The BlackBerry Tour is a consumer smartphone developed by BlackBerry Limited (known at the time as Research In Motion) and is part of the 9600 device series. This high-end messaging phone combines the multimedia features of the Curve with the global roaming of the 8830 (with the addition of North American GSM / GPRS / EDGE capability), plus a higher-resolution display, 3.2 megapixel auto-focus camera, overseas 3G data and faster EVDO Rev. A data in the United States and Canada. Other key features include voice calling, video capture, a 3.5mm audio jack, a microSD slot, push email, a QWERTY keyboard, Bluetooth, and GPS navigation.
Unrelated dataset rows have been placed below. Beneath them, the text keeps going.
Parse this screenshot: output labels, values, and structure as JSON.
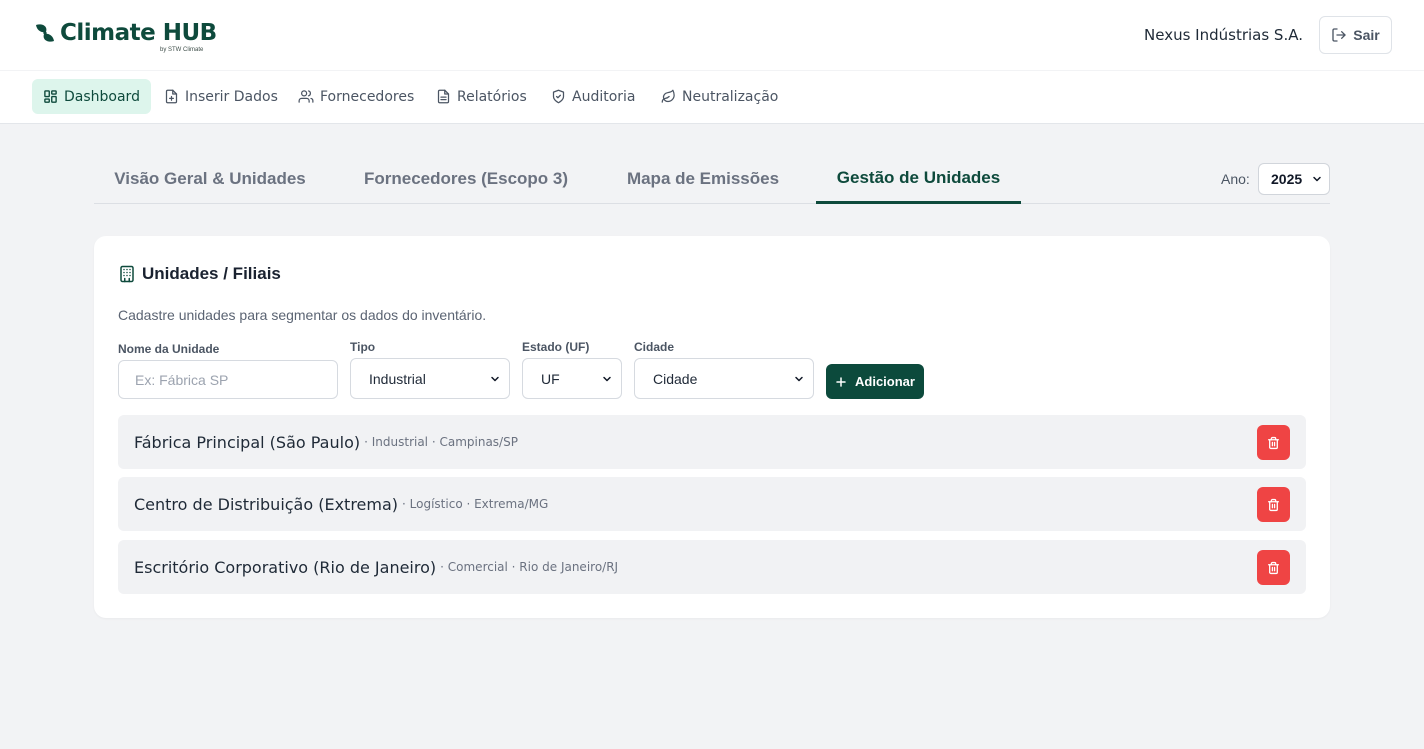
{
  "brand": {
    "name": "Climate HUB",
    "tagline": "by STW Climate",
    "color": "#0e4a3c"
  },
  "header": {
    "company": "Nexus Indústrias S.A.",
    "logout_label": "Sair",
    "logout_icon": "log-out-icon"
  },
  "nav": {
    "items": [
      {
        "label": "Dashboard",
        "icon": "layout-grid-icon",
        "active": true
      },
      {
        "label": "Inserir Dados",
        "icon": "file-plus-icon"
      },
      {
        "label": "Fornecedores",
        "icon": "users-icon"
      },
      {
        "label": "Relatórios",
        "icon": "file-text-icon"
      },
      {
        "label": "Auditoria",
        "icon": "shield-icon"
      },
      {
        "label": "Neutralização",
        "icon": "leaf-icon"
      }
    ]
  },
  "tabs": [
    {
      "label": "Visão Geral & Unidades"
    },
    {
      "label": "Fornecedores (Escopo 3)"
    },
    {
      "label": "Mapa de Emissões"
    },
    {
      "label": "Gestão de Unidades",
      "active": true
    }
  ],
  "year": {
    "label": "Ano:",
    "selected": "2025"
  },
  "units_card": {
    "title": "Unidades / Filiais",
    "icon": "building-icon",
    "description": "Cadastre unidades para segmentar os dados do inventário.",
    "form": {
      "name_label": "Nome da Unidade",
      "name_placeholder": "Ex: Fábrica SP",
      "type_label": "Tipo",
      "type_selected": "Industrial",
      "state_label": "Estado (UF)",
      "state_selected": "UF",
      "city_label": "Cidade",
      "city_selected": "Cidade",
      "add_label": "Adicionar"
    },
    "units": [
      {
        "name": "Fábrica Principal (São Paulo)",
        "meta": "· Industrial · Campinas/SP"
      },
      {
        "name": "Centro de Distribuição (Extrema)",
        "meta": "· Logístico · Extrema/MG"
      },
      {
        "name": "Escritório Corporativo (Rio de Janeiro)",
        "meta": "· Comercial · Rio de Janeiro/RJ"
      }
    ],
    "delete_color": "#ef4444"
  }
}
The BlackBerry Tour was released on July 12, 2009. In 2010, the 'Tour 2' refresh was re-branded as the Blackberry Bold 9650 when RIM decided to merge the GSM and CDMA2000 variants under the same brand.

== Specifications ==
The BlackBerry 9630 has the following features:
- 256 MB internal flash memory
- 3.2 Megapixel camera with flash (available without camera)
- aGPS - internal assisted GPS with extended ephemeris, BlackBerry Maps as standard
- MP3/WMA/AAC+ media player
- DivX/WMV/XViD/3GP video player
- Bluetooth v2.0, Bluetooth Stereo Audio via A2DP and AVRCP
- Browser - HTML browsing; view movies / video clips from websites built for mobile streaming; RSS feed support
- BlackBerry OS 5.0

Research In Motion (RIM) released BlackBerry OS 5.0 for the Tour in North America in April 2010, with the following improvements:

- All BlackBerry Internet Service (BIS) devices running OS 5.0 received an updated Web browser with more accurate AJAX rendering, faster JavaScript processing and BlackBerry Widgets support, including Google Gears and SQLite.
- Companies running BlackBerry Enterprise Server 5.0 - originally released in May 2009 - saw several additional improvements on OS 5.0-equipped devices. They included follow-up flags for email messages; email folder management; the ability to view, edit, save or email documents from remote file shares; calendar appointment forwarding and attachment viewing; and wireless contact sync for multiple folders, distribution lists, and public and shared folder contacts.
- BlackBerry Messenger (BBM) 5.0
- Email and text messages with a stationary date header
- Threaded text messaging
- When sending pictures via email, MMS or BBM, an option to resize them to 1024×768, 800×600 or 640×480 was given.
- Forwarding calendar entries
- Updated BlackBerry Maps
- Users could set their default download folder, wallpaper, theme and reset the icon layout of a theme to its default layout from 'Homescreen Preferences'.
- If the device was running low on memory, a message would pop up that not only informed the user, but also recommended rarely used apps for deletion
- Users could decide whether to hear sounds when the device was booting up, shutting off, plugged in to charge, unplugged from charging, and when the battery was full or drained.
- Users could individually encrypt email PIN messages. The sender and receiver need to know the S/MIME encryption password.

== Last officially released 5.0 operating systems ==
- Telus: 5.0.0.419
- SaskTel: 5.0.0.419
- MTS Mobility: 5.0.0.419
- Sprint: 5.0.0.1030
- Verizon Wireless: 5.0.0.975

== Critical reception ==
CNET's Bonnie Cha criticised the BlackBerry Tour for lacking Wi-Fi and for not allowing applications to be downloaded to the memory card, but also praised its high-resolution display and QWERTY keyboard and concluded that it was a 'feature-rich and well-performing smartphone'.